淡 daam: Korean Artists Paint Serenity
Why We Recommend it
Three Korean artists convey a sense of Korean identity and a way of viewing the world with a serene and composed state of mind in this group exhibition.
W담 (daam): clear, light in color and taste, dim, calm, serene
淡 (dàn | daam6): mild, light in colour, fresh, indifferent
たん|あわい (dan|awai): light in colour and taste, dim, pale, clear
“淡” is a common and versatile word with multiple definitions in East Asian languages. Depending on context, it can be used to describe colour, taste, or even a state of mind in Korean (담, daam), Chinese (淡, dàn | daam6), and Japanese (たん|あわい(dan|awai).
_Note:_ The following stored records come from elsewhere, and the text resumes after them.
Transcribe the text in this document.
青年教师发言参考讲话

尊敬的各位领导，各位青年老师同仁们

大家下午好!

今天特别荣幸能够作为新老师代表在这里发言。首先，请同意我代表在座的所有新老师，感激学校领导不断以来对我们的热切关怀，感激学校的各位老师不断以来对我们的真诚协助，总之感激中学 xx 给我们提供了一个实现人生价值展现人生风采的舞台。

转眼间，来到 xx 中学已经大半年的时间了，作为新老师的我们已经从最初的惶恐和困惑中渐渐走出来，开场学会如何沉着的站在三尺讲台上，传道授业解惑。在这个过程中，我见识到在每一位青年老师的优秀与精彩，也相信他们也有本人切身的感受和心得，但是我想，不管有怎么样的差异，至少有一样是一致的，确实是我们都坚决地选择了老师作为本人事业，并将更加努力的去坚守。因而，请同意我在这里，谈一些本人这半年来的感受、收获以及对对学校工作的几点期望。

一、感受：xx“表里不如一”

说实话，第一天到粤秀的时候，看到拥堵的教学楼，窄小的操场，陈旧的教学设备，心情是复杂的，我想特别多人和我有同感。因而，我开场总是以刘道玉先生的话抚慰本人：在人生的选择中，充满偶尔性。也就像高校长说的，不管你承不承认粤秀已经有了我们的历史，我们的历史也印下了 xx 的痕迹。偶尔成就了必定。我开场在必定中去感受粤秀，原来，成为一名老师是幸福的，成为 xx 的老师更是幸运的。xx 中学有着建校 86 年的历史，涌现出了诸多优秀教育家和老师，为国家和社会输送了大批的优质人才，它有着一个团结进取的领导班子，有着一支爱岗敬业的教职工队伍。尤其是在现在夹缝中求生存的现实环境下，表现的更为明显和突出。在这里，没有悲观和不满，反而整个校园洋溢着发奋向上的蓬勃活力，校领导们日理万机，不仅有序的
For this exhibition of works by three Korean artists, the word is used to convey the latter. Unlike the Zen Buddhist practice of emptying your mind, “淡” is closer to maintaining composure and a sense of serenity in the absence of emotional turmoil by believing in one’s own potential and cultivating self-confidence.
The exhibition showcases three generations of Korean artists whose practices date from the 1960s (Suh Seung-Won), 1980s (Kim Keun-Tai), and 2000s (Kim Deok-Han).
The work of these three artists will be displayed alongside a selection of Lee UFan’s works from the with winds and correspondence series. The core aesthetic unites these paintings not just from a visual perspective, but also share the same feelings, states of mind, and sense of being. All four artists represent a distinctly East Asian approach to visual art that differs from Western traditions and can be explained with a quote from artist Kim Keun-Tai: “It’s like a bird has been flying all day long, yet has left no marks of flying.”